A wave of nationalism was sweeping the country post World War I and the Government saw advantage in tapping into the mood of the nation and introducing a uniquely Australian style into our currency by depicting a laughing kookaburra on our coinage.
Perhaps the most contentious issue at the time was the depiction of the monarch minus his crown: the Royalists demanding that George V should always be depicted on the currency of the realm wearing his crown.
The Royalists were appeased with the testing of one, and only one, Kookaburra Square Penny depicting a crowned George V. Fondly referred to as the Crowned Head Square Penny and technically known as the Type 10 Square Penny it was tested in 1920 and is considered the elite coin out of the entire square penny series.
In our entire career of trading we have only ever sold three Type 10 Square Pennies.
One of the three came back onto the market in March and sold immediately for $295,000.
A lesser quality Adelaide Pound in Very Fine sold for $14,000, the client pursuing a set of Australia’s classic coin rarities including the Holey Dollar, Dump, Adelaide Pound and Cracked Die. With three down, he only has the Cracked Die to go.
While Coinworks is noted for its high dollar value sales, this transaction is a reminder to all readers that we do handle coins at all dollar levels. And all quality levels. And that not every coin makes it to our web site.
The sale also confirms the point that Australia’s classic coin rarities are in demand at all quality levels.
In the case of well circulated coins, our expertise is simply put to good use to ensure that clients get the best value for their investment dollars.
Decimal Currency changeover was a major chapter in Australia’s history that began in 1966. Four decimal banknotes were introduced in that year, the $1, $2, $10 and $20 replacing their Ten Shillings, One Pound, Five Pound and Ten Pound monetary equivalents.
The changeover continued progressively with the introduction of $5 in 1967, the $50 in 1973 and the finishing touch of the high denomination $100 in 1983.
The Reserve Bank of Australia obviously felt that the nation’s changeover to decimal currency was an event worth commemorating when it released two coveted Collections, the first in 1991 and the second in 1994.
Each collection represented the phases that the public underwent to become decimal banknote savvy.
The matched set of Reserve Bank of Australia 25th Anniversary and Triple Anniversary Collections sold for $9000 within an instant with several buyers left wanting.
We commenced this March review with the 1930 Penny. And we think it is only appropriate that we end it on the same note.
The offering of the Good Extremely Fine 1930 Penny in the week commencing March 19 had one of the highest viewing rates of any E News since our new web site was introduced in April 2017.
What is it about the 1930 Penny that attracts so much interest?

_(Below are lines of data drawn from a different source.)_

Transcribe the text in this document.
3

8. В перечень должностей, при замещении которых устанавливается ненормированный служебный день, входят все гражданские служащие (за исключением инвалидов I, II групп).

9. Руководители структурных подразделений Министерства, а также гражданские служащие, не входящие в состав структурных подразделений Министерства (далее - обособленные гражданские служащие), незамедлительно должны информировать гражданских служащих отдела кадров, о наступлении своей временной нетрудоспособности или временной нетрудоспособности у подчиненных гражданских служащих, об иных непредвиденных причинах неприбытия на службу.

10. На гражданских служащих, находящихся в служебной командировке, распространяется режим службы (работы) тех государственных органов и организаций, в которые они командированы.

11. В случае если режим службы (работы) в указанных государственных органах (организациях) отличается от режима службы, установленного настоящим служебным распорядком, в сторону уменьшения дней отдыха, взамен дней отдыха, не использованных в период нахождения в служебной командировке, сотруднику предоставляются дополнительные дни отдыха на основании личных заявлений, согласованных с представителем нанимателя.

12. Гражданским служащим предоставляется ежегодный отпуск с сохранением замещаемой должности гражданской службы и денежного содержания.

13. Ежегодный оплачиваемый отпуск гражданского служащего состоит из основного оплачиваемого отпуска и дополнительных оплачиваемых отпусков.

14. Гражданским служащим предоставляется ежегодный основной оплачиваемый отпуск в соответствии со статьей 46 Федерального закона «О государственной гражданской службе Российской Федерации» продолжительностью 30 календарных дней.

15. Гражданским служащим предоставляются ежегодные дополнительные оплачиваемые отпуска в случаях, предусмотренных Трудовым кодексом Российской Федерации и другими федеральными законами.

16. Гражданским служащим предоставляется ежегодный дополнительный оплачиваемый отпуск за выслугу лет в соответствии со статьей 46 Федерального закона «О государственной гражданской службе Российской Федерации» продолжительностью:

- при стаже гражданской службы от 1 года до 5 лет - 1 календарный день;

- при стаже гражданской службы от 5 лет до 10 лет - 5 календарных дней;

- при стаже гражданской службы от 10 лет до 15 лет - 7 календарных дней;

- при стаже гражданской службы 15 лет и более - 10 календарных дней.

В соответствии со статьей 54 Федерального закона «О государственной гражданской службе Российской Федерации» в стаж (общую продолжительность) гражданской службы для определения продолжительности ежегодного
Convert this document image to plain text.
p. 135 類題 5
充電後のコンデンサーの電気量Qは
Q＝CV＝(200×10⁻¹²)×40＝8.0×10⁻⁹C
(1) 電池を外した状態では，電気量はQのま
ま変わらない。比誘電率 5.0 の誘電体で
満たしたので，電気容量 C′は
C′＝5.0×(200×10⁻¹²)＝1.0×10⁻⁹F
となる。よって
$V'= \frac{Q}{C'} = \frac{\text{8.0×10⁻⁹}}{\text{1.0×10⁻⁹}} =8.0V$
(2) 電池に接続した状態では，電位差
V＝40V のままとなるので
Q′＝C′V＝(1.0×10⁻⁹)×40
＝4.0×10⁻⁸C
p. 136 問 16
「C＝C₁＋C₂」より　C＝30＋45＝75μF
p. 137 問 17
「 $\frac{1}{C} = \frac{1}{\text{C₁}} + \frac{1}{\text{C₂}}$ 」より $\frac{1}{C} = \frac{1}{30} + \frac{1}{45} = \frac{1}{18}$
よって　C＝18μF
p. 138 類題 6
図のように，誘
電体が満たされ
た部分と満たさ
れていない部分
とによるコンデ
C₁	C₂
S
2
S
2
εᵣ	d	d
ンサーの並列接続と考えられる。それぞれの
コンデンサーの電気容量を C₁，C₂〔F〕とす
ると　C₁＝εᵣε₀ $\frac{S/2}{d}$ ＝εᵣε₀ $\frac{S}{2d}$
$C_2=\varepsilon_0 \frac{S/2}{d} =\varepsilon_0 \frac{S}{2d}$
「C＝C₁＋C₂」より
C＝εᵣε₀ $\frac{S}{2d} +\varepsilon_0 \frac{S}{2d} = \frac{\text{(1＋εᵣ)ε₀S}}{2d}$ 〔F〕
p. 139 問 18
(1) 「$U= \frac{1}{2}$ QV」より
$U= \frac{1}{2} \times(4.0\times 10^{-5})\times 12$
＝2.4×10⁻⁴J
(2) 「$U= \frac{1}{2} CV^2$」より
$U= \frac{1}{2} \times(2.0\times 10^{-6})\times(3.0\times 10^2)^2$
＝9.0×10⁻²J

We have already fielded genuine buying interest in the coin. And are just getting down to price negotiations. (Given the price we understand that clients will take some time to consider their options.)
There is an interesting relationship between the price of the very best examples of Australia’s classic coin rarities. And the price of average examples.
We are not only satisfied with the price of this Good Extremely Fine 1930 Penny, we suggest that, based on these ratios, it may even be undervalued. It is potential-plus.
Postscript. On Wednesday 4 April the Good Extremely Fine 1930 Penny sold for $150,000.